When we came we were already in possession of a document that would guide us in transforming the agricultural sector of the state. And by now, we have a four-year Development Plan that is Agricultural Restoration Project. The programme is largely about the farmer. What do we do to improve the living condition of our farmers that are largely agrarian in nature? About 90 per cent of our population are agrarian and they depend on farming.

The first thing you should do is this issue of development of improved seeds, which is very vital. With the good seeds, the farmer will double his production. We are doing that through our agency, Katsina State Agricultural Development Agency (KATARDA), in conjunction with the National Seeds Council and IAR, which is the consultant in this part of the country on seeds production and we are also doing it to procure seeds for our farmers through non-seeds producers.

After providing farmers with the seeds, the next thing is fertiliser. Katsina State is one of the states that have been able to provide fertiliser to most of our farmers, even under this difficult era of accessing Foreign Exchange. We have a blueprint on it. We want to have a situation just like in the 1980s, where a farmer will just go to a one stop-shop, agro store service that is in his locality and get it from there. This is our target and we have a blueprint on how we are going to get that in the next three years.

To come back to our Restoration Project document, it came up with a clear vision, mission, objectives and strategies. The strategies were further elaborated into initiatives that will guide in the development of projects for the actualisation of the restoration dream for a viable and independent economy of the Katsina State that is agro based.

The implementation strategies for the Agriculture Restoration Project are centered on the development and improvement of agricultural productivity of selected agricultural commodities through the use of modern technology for food security, industrial needs and export.

Production will be carried purely as business venture and funding will be sustained through partnerships and adequate budgetary allocation. Meanwhile, the private investors would be the main drivers and government will only facilitate it through policies and other relevant supports.

The project will also focus on integrated farming activities that would be deployed to eliminate causes of friction/conflicts between arable farmers and livestock owners, and greater avenues for product’s consumption.

What specific plans do you have for rice farmers?

First and foremost, they are involved in the CBN’s Anchor-Borrowers’ programme. We are doing our best to provide them with quality seeds, as I told you earlier, we are doing this through KATARDA, in conjunction with the National Seeds Council.

As a government, we believe that providing guidance to farmers is necessary, so also training and retraining of Extension Services is just paramount. The extension service has been left to rot. We have to come up with ways to improve on that. We have just finished training with the United States Agency for International Development (USAID), we have sent people to Rwanda, to go for extension services. We have also sent people to Thailand and Japan for learning most developed techniques in rice production.

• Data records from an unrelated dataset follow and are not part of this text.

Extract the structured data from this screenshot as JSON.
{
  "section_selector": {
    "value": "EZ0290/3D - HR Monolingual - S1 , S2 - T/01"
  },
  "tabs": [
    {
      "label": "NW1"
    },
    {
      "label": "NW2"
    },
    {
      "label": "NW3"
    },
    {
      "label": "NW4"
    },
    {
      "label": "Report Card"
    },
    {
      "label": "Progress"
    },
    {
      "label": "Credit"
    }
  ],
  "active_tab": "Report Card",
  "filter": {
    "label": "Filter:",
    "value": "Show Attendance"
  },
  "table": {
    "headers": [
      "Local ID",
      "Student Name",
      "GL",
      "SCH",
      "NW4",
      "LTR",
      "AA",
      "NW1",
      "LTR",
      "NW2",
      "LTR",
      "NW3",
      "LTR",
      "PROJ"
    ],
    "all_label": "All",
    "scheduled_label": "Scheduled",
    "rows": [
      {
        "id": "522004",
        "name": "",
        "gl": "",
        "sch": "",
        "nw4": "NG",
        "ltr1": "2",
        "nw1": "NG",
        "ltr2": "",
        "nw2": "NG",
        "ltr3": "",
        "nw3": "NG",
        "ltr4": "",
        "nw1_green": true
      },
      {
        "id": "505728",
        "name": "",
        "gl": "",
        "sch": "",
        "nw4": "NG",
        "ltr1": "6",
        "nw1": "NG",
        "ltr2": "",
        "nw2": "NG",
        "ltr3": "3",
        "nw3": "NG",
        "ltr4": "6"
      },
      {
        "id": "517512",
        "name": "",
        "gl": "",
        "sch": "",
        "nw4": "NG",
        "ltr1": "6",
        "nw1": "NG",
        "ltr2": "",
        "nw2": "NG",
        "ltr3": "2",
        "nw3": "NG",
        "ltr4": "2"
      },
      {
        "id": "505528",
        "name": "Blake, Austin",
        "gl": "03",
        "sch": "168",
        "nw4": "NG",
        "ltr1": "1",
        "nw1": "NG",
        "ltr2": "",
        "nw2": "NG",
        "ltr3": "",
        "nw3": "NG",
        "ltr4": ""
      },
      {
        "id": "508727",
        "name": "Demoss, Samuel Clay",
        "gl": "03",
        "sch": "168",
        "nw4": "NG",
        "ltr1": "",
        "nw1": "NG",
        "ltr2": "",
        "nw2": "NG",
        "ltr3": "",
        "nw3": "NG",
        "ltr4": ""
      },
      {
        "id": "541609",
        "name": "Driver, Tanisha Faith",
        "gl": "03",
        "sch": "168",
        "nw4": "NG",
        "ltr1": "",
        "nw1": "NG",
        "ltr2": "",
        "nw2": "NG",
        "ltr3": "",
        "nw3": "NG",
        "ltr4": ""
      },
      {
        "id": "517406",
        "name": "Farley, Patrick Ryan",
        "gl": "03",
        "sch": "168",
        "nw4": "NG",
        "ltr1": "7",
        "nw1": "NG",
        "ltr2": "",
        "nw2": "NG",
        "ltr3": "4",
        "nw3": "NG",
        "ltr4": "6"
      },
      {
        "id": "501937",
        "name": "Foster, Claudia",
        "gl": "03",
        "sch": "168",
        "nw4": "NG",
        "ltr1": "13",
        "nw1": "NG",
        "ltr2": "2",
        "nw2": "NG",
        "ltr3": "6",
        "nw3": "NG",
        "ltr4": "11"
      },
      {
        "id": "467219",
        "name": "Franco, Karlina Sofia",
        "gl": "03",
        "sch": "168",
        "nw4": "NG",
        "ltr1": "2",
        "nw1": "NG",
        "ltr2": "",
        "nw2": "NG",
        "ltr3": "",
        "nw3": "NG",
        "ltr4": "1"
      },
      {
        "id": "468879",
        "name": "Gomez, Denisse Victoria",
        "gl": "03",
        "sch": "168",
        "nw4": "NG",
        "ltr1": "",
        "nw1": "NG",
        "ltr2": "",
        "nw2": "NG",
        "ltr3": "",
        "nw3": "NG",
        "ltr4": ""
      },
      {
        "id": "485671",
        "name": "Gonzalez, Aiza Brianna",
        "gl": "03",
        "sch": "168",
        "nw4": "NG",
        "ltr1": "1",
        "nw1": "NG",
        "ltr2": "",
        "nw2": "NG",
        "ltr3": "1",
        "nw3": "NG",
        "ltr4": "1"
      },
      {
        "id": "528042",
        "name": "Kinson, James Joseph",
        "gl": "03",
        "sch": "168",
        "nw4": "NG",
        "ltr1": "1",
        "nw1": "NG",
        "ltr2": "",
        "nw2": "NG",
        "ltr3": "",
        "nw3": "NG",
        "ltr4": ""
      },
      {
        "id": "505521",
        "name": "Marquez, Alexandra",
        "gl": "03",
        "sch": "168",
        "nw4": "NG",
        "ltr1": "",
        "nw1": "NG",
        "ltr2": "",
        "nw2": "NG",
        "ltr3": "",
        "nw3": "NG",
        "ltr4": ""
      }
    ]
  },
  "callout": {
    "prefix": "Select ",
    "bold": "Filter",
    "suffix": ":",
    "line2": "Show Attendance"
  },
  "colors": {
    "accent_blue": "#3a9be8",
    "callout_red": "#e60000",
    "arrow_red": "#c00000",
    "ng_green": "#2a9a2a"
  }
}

After extension services, the next thing that comes to mind is that of mechanisation. Our government has a programme right now where 380 tractors would be procured from abroad. Already 40 tractors are in stock. This is done to purposely bring transformation into the way farming is done in the state. The days of hoe farming are gone. And to also attract more people especially the youth into farming.

Under this, we do it largely without government funding. It is going to be done through Tractors Owners Association and a company-Spring Field, which has already brought 40 tractors right now. And it is the Access Bank that will finance the process. Government will only be involved in the hand held farming implements for other farmers, so also other implements like water pumps would also be provided by government, in order to restore the revival of the lost glory of farming.

Under this restoration programme, we want to capture all farmers in the state. In fact, it is an ambitious programme, so to speak. And because we want to have every farmer on board, that is the reason why we have a good plan of action.